Ian Paisley: The Preacher Wearies...
Thanks to the mighty Tom Paulin and his 1982 essay for the London Review of Books entitled Paisley’s Progress, I learned that one of the Reverend Ian Paisley’s major sermons - published in his pomp at the helm of the Martyrs Memorial Church on Ravenhill Road, Belfast - made a great symbol out of the unpassable divide wrought by the sea. ‘Nothing separates like the sea’, Paisley preached. ‘What a terrible barrier the sea makes. Separation...’ Such sentiments were part of what led Paulin to read Paisley as one Ulster 'Unionist' determined to release Ulster from its bondage to both the Republic of Ireland and the United Kingdom - while, of course, ensuring that Ulster retained its special and peculiar six-county majesty…
In 1970 Paisley became a Westminster MP for North Antrim. Next month he will be 84 years old. This week he finally gave up on his Westminster seat, and so renounced the need for all those flights across the Irish Sea from Antrim to London and the Mother of Parliaments. But he will still be a figure at the semi-devolved Northern Irish Assembly at Stormont, where, amazingly, he became First Minister, in 2007 leading the DUP, the party he founded, into coalition government with the party he called ‘Sinn Fein/IRA.’ Tony Blair and the Irish taoiseach Ahern stood by and blessed this marriage. Afterward Paisley joked for the TV cameras with Blair, remarking, ‘I wonder why people hate me so much, as I’m such a nice man...’

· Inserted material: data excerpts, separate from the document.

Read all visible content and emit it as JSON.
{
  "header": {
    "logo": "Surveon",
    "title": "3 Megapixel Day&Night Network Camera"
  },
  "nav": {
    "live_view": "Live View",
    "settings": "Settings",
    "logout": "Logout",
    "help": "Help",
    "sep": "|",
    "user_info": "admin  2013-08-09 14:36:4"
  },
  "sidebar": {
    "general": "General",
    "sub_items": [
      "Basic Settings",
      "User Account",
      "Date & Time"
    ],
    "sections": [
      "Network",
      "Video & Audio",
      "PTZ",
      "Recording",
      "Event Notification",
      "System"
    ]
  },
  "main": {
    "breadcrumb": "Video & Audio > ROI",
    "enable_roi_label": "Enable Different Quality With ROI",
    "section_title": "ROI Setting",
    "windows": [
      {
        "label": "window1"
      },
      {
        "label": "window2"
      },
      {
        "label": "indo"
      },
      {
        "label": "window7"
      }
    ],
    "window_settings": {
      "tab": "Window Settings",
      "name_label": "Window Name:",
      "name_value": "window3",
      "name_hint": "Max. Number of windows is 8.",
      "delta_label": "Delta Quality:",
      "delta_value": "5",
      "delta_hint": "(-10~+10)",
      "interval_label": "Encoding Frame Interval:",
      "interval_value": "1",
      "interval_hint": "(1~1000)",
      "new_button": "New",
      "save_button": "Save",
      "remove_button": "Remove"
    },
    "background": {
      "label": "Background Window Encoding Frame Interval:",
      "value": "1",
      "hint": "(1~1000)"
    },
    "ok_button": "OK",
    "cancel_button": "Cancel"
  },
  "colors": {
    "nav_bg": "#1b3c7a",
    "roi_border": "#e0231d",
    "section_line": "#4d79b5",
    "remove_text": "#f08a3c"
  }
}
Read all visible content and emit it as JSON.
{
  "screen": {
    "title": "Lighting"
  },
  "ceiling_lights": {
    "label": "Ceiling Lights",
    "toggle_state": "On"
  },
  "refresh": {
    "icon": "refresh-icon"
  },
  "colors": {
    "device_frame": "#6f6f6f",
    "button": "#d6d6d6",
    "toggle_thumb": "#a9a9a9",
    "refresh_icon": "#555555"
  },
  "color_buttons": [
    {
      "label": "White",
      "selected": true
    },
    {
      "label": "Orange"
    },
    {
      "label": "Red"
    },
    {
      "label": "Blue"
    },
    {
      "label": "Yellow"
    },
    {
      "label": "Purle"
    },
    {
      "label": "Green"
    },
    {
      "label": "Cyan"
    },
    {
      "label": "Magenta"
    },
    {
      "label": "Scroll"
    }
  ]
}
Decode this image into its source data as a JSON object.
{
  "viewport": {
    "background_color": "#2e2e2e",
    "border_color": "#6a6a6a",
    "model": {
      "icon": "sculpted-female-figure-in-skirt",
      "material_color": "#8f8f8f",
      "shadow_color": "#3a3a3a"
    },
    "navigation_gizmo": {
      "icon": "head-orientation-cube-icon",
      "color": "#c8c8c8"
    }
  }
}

A few weeks ago I sat watching TV news with an Ulsterman of pension age when Paisley came on, trying to be charming in his dotage. ‘That’s a bad rascal right there’, muttered my friend, unbidden - an opinion I wouldn’t have predicted from him, and yet was unsurprised by. For such a populist vote-winner, such a ‘nice man’, so many of Paisley's admirers have been furtive and embarrassed, and so many of his critics left to feel surreal and lonely in pointing out what a cheerleader for thuggery he has so often been in the course of his quite inimitable career.